Irish social media agency Simply Zesty has made quite a name for themselves creating content and growing their social media footprint. They do this with a small staff, while serving blue chip clients like Sony and Volkswagen. When founder Lauren Fisher reached out to me to let me know they were acquired by UTV Media, I jumped at the chance to ask her about their content strategy.
Agencies are often in their own category from a social media perspective, but since their customers are other businesses, they can be thought of as B2B companies. And the lessons Lauren shared with me below can apply to any B2B company.
Lauren Fisher, Founder, Simply Zesty; John McCann, Group CEO, UTV Media plc; Niall Harbison, Founder, Simply Zesty; Nigel Robbins, Commercial Director – Ireland, UTV Media and Ken Fitzpatrick, CEO, Simply Zesty.
Let’s start at the top. Agencies frequently struggle creating social media content because their staff needs to focus on billable work. How do you manage to strike that balance?
For us, it’s been a learning curve of getting the right mix between brainstorming for the right video, design, app etc., the actual production time and then the eventual distribution. It’s very easy to get sidetracked with focusing on the content without figuring out how much time you need to properly plan and get the best idea. As a business, we’ve worked hard on ensuring we have the right mix of time spent on all 3 areas, and of course that the billing accurately reflects this!
Can you provide some insight into your content strategy? Are there certain topics you focus on, and others you steer away from?
In terms of the blog, we have decided to keep a focus on news, analysis and also easy to follow guides/tips. We’ve found that there is a ready audience there for each of those areas, provided we put the work in to do it well! We’ve also been genuinely honest about what we would find useful or interesting. Unless we have an exclusive, we would rarely cover a breaking news story with a simple summing up, but we would provide additional insights for brands to put something into practice, or how it might change things for them. And we have learned that if you put the time in to an article, it will generally pay off.
Even though you work with a number of large consumer brands, you are a B2B company because you are selling your services to other businesses. How do you bring that consumer sensibility to your social media properties?
We have tried to keep the company social media properties as personable as possible. No one really has an interest in joining our Facebook Page if we’re just going to post links to our blog. RSS is fine for that! We think about how we run our personal social media accounts and try to replicate this where we can, with informal questions, pictures etc. I think that is where we stand out, but again it has been a learning curve. There were times, particularly when we struggling with a smaller team and being maxed out on client work, when we let our own social media activities slip. But this was wrong. After all, we have actually gained new clients purely through our own social media profiles. One time we even gained a new client as one of our videos was shown as a similar video in the sidebar of YouTube and they got in touch!
How closely do you track conversions, in the form of new business, from your social media efforts?
Honestly, probably not as much as we should. Firstly because it is quite time consuming to do it well, but also because it is of a much more organic nature, and not always easy to track. We tend to be quite anecdotal about it. If a client mentions that they found us through a particular blog post, video etc. we would try and implement more of those. But unfortunately it’s not an exact science. Sometimes you just get lucky and it can be hard to replicate the success.

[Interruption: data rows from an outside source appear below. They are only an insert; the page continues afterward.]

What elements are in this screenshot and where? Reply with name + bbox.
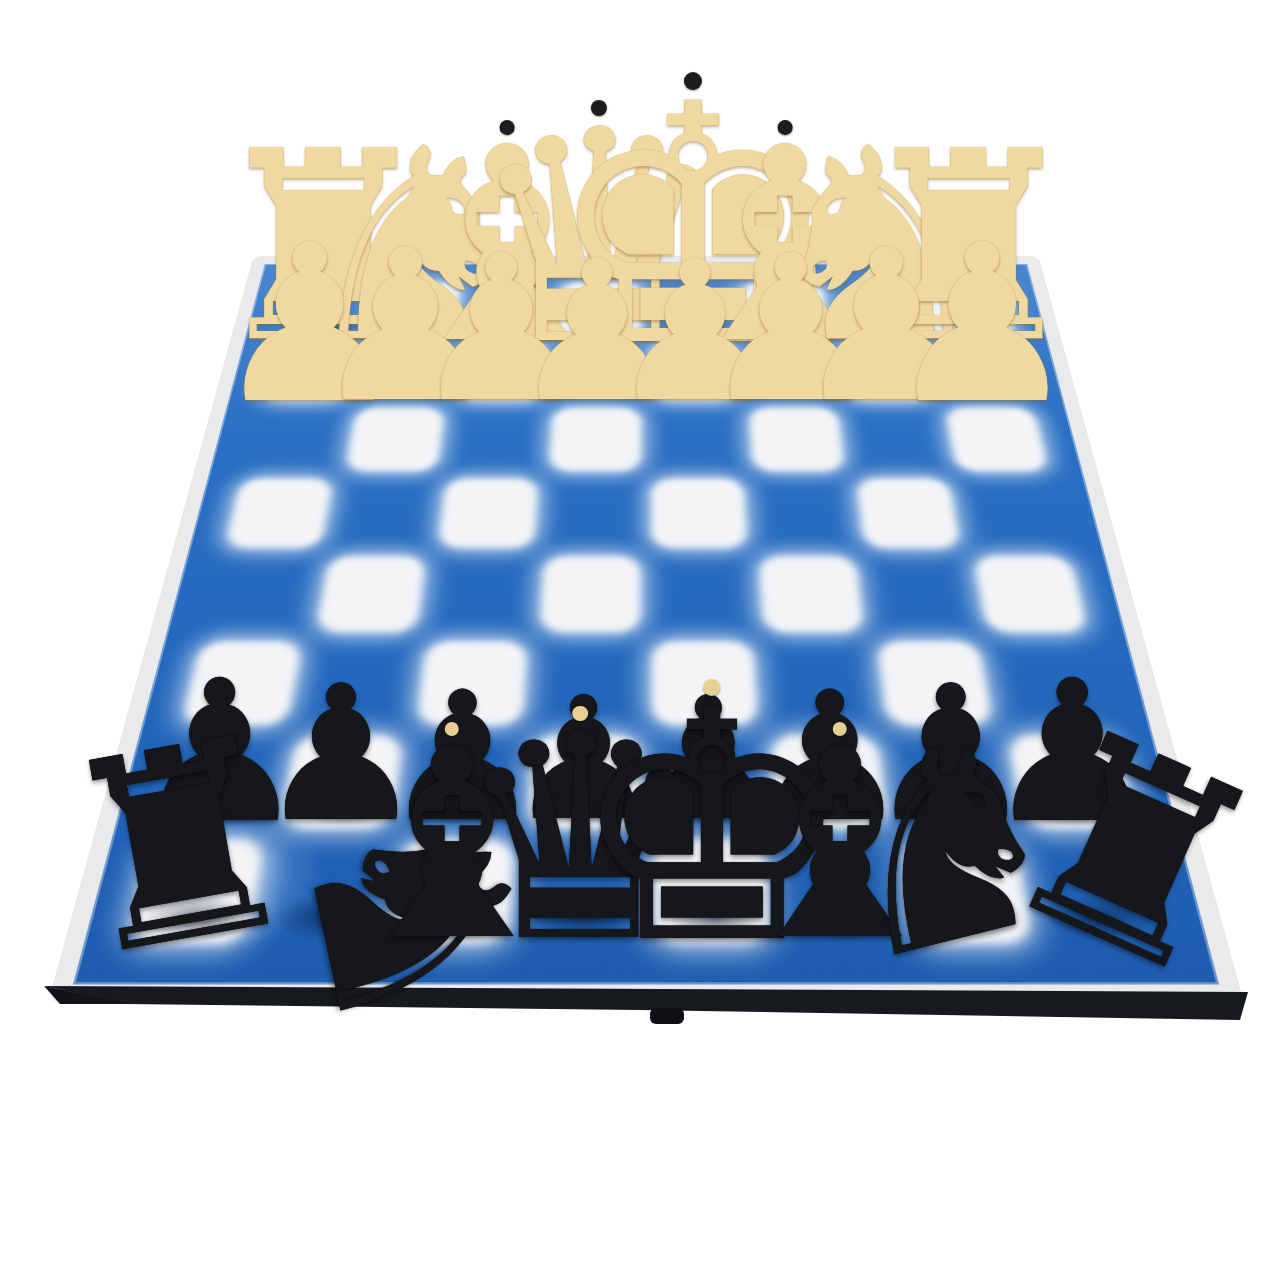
black-rook[interactable]: ♜ — [965, 714, 1228, 977]
rook-glyph: ♜ — [960, 680, 1280, 1027]
white-pawn[interactable]: ♟ — [873, 216, 1091, 434]
pieces-layer: ♜♞♝♛♚♝♞♜♟♟♟♟♟♟♟♟♟♟♟♟♟♟♟♟♜♞♝♛♚♝♞♜ — [0, 0, 1280, 1280]
finial-tip — [703, 679, 721, 697]
photo-canvas: ♜♞♝♛♚♝♞♜♟♟♟♟♟♟♟♟♟♟♟♟♟♟♟♟♜♞♝♛♚♝♞♜ — [0, 0, 1280, 1280]
pawn-glyph: ♟ — [873, 216, 1091, 434]
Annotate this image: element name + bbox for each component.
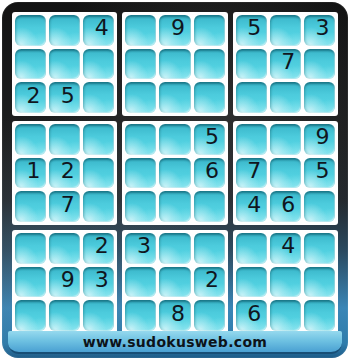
cell-r2c1[interactable] <box>15 49 46 80</box>
cell-r7c1[interactable] <box>15 233 46 264</box>
cell-r8c2[interactable]: 9 <box>49 267 80 298</box>
cell-r7c9[interactable] <box>304 233 335 264</box>
cell-value: 4 <box>247 194 261 216</box>
box-2: 9 <box>122 12 227 116</box>
cell-r1c3[interactable]: 4 <box>83 15 114 46</box>
cell-r7c7[interactable] <box>236 233 267 264</box>
cell-r8c8[interactable] <box>270 267 301 298</box>
cell-r4c3[interactable] <box>83 124 114 155</box>
cell-r8c6[interactable]: 2 <box>194 267 225 298</box>
cell-r1c2[interactable] <box>49 15 80 46</box>
cell-value: 4 <box>95 17 109 39</box>
cell-value: 6 <box>205 160 219 182</box>
cell-r8c7[interactable] <box>236 267 267 298</box>
cell-r5c8[interactable] <box>270 158 301 189</box>
cell-r5c6[interactable]: 6 <box>194 158 225 189</box>
cell-r5c5[interactable] <box>159 158 190 189</box>
cell-r6c5[interactable] <box>159 191 190 222</box>
cell-r9c2[interactable] <box>49 300 80 331</box>
site-url-link[interactable]: www.sudokusweb.com <box>83 334 267 350</box>
cell-r3c3[interactable] <box>83 82 114 113</box>
cell-r9c3[interactable] <box>83 300 114 331</box>
cell-value: 3 <box>137 235 151 257</box>
cell-r2c4[interactable] <box>125 49 156 80</box>
cell-r4c7[interactable] <box>236 124 267 155</box>
cell-r3c5[interactable] <box>159 82 190 113</box>
cell-value: 3 <box>95 269 109 291</box>
cell-r6c3[interactable] <box>83 191 114 222</box>
cell-r5c7[interactable]: 7 <box>236 158 267 189</box>
cell-r7c8[interactable]: 4 <box>270 233 301 264</box>
cell-r6c8[interactable]: 6 <box>270 191 301 222</box>
cell-value: 7 <box>247 160 261 182</box>
footer-strip: www.sudokusweb.com <box>8 331 342 354</box>
box-5: 56 <box>122 121 227 225</box>
cell-r7c5[interactable] <box>159 233 190 264</box>
cell-r9c9[interactable] <box>304 300 335 331</box>
cell-r9c6[interactable] <box>194 300 225 331</box>
sudoku-board: 4259537127569754629332846 <box>12 12 338 334</box>
cell-r6c2[interactable]: 7 <box>49 191 80 222</box>
cell-r1c6[interactable] <box>194 15 225 46</box>
cell-value: 7 <box>281 51 295 73</box>
cell-r2c9[interactable] <box>304 49 335 80</box>
cell-value: 5 <box>61 85 75 107</box>
cell-value: 5 <box>205 126 219 148</box>
cell-r6c9[interactable] <box>304 191 335 222</box>
cell-r9c8[interactable] <box>270 300 301 331</box>
cell-r1c1[interactable] <box>15 15 46 46</box>
cell-value: 2 <box>205 269 219 291</box>
cell-r8c4[interactable] <box>125 267 156 298</box>
cell-r4c1[interactable] <box>15 124 46 155</box>
cell-r7c3[interactable]: 2 <box>83 233 114 264</box>
cell-value: 3 <box>315 17 329 39</box>
cell-r5c4[interactable] <box>125 158 156 189</box>
cell-value: 1 <box>27 160 41 182</box>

Any final tips for companies looking to grow their social media presence to drive new business?
Definitely take the time to do it properly. It’s very easy to let it slip when you have client work coming out of your ears! But you will probably find that the work you get through social media channels will have a longer lead time, so it’s important to keep it up even during busy periods in your agency, as you could see the benefit even months down the line.
Also try and focus on where the decision makers are, and what they might be looking for that you can help out with. It might well be the case that networking in groups on LinkedIn won’t drive that many business leads (it hasn’t really for us), but that by tweeting interesting campaign links etc. you provide people with a useful resource and these may well be the decision makers in an organisation.